Así lo narra la socióloga colombiana, Nelly Mendivelso, en su artículo “Mapa de fugas y otros secretos afro”, donde explica que las trenzas africanas son símbolos de la tradición desarrollada hace más de 500 años, por los tiempos de la esclavitud, y como los hombres tras ser obligados a diario a recorrer diferentes rutas para llegar a plantaciones y minas, transmitían la información a las mujeres, que a su vez, trenzaban todas las indicaciones en las cabezas de sus hijos con la intención de recordarlas y trazar diferentes y posibles rutas de escape. Se trenzaban de diversas formas y figuras en el pelo. Eran la clave para recuperar la dignidad y la libertad.

En algunas ocasiones, los esclavos escondían semillas entre el pelo y lo trenzaban para posteriormente plantarlos alrededor de los palenques. Los palenques eran los asentamientos, los santuarios de libertad, establecidos por los “cimarrones” huidos en la América hispana. Los diseños en las trenzas pasaron a ser mapas locales que facilitaban la huida para convertirse en auténticas rutas de escape y fugarse de las plantaciones a los palenques.

Simbolismo y estética

Una vez que la esclavitud fue abolida, las mujeres negras en América seguían alisándose el pelo. La mujer negra se había convertido en un individuo libre, pero aun así, debían seguir esforzándose por encajar en una sociedad racista. Tener una buena melena, cuidada y lisa era una buena forma de intentar encajar, no obstante, las mujeres negras, cada vez más jóvenes, seguían empleando el uso de las trenzas africanas, haciendo que predominase la tradición.

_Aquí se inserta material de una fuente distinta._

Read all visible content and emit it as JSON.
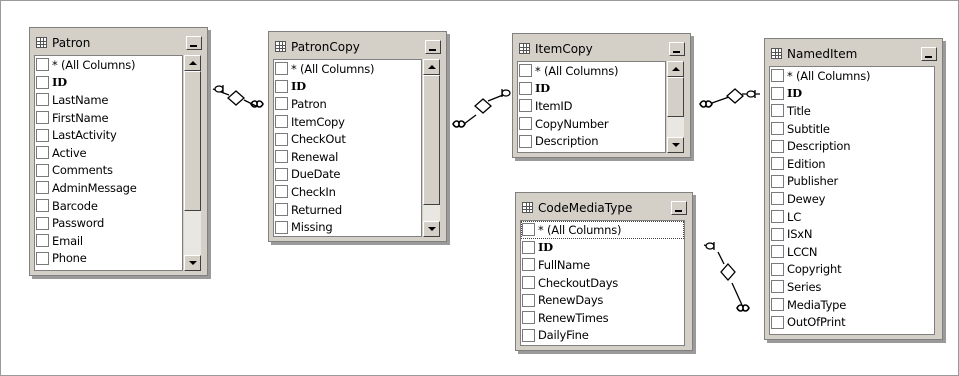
{
  "colors": {
    "frame": "#d4d0c8",
    "canvas": "#ffffff",
    "line": "#000000"
  },
  "tables": {
    "patron": {
      "title": "Patron",
      "rows": [
        "* (All Columns)",
        "ID",
        "LastName",
        "FirstName",
        "LastActivity",
        "Active",
        "Comments",
        "AdminMessage",
        "Barcode",
        "Password",
        "Email",
        "Phone"
      ]
    },
    "patroncopy": {
      "title": "PatronCopy",
      "rows": [
        "* (All Columns)",
        "ID",
        "Patron",
        "ItemCopy",
        "CheckOut",
        "Renewal",
        "DueDate",
        "CheckIn",
        "Returned",
        "Missing"
      ]
    },
    "itemcopy": {
      "title": "ItemCopy",
      "rows": [
        "* (All Columns)",
        "ID",
        "ItemID",
        "CopyNumber",
        "Description"
      ]
    },
    "codemediatype": {
      "title": "CodeMediaType",
      "rows": [
        "* (All Columns)",
        "ID",
        "FullName",
        "CheckoutDays",
        "RenewDays",
        "RenewTimes",
        "DailyFine"
      ]
    },
    "nameditem": {
      "title": "NamedItem",
      "rows": [
        "* (All Columns)",
        "ID",
        "Title",
        "Subtitle",
        "Description",
        "Edition",
        "Publisher",
        "Dewey",
        "LC",
        "ISxN",
        "LCCN",
        "Copyright",
        "Series",
        "MediaType",
        "OutOfPrint"
      ]
    }
  },
  "relationships": [
    {
      "from": "Patron",
      "to": "PatronCopy"
    },
    {
      "from": "PatronCopy",
      "to": "ItemCopy"
    },
    {
      "from": "ItemCopy",
      "to": "NamedItem"
    },
    {
      "from": "CodeMediaType",
      "to": "NamedItem"
    }
  ]
}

En la década de los años 50 del siglo XX, las trenzas de origen africano parecían tener un resurgimiento. Por otro lado, el estilo “afro” se estaba volviendo cada vez más popular para los negros residentes en América. Los artistas e intelectuales negros, escolares, universitarios y activistas comenzaron a buscar estilos africanos para peinar su pelo y marcar una identidad, lo que más adelante lo convertiría en una situación racial delicada.

En 1969, los estilos de los peinados en la población afroamericana llegaron a simbolizar un movimiento. En la década de los  70, el gran número de inmigrantes que llegó a Estados Unidos del oeste de África, trajeron aun más estilos para trenzar el pelo en América. En los 90, las trenzas cosidas se convierten en una simbología asociada al hip-hop. Con el paso del tiempo, los peinados de estilo afro fueron relacionados con estilos musicales y corrientes de moda, especialmente en la década de los 70.

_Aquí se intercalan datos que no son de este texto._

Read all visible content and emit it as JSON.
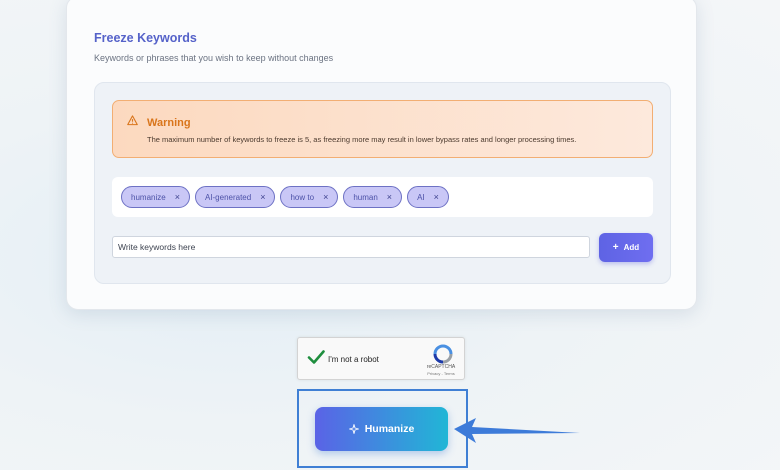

Actualmente, el cuidado y el mantenimiento de los estilos de peinado africano, se ha convertido en una industria. Las trenzas o los peinados afroamericanos, ya no son únicamente una forma de reivindicar unas raíces étnicas o culturales, sino que también abarcan el aspecto estético, de la moda y del estilo. En algunos ámbitos han dejado de ser símbolos relacionados con el camino a la libertad, pasando al terreno de una estética original y desenfadada moderna.

Existen tiendas o locales especializados en las trenzas y en los rizos. Aquí en España, en los principales núcleos urbanos, donde residen un mayor número de inmigrantes africanos o también latinoamericanos, o ya españoles descendientes de estos, hay una amplia oferta de salones y peluquerías.  A modo de ejemplo, “Samvina” o “La trencería del Flow” en Barcelona, o “Afro Natural” en Madrid, son de los más conocidos, aunque hay un gran número de opciones. 

Hoy las trenzas son una estética, un estilo, un gusto…, pero fueron la esperanza y el camino a la libertad durante la esclavitud de millones de personas.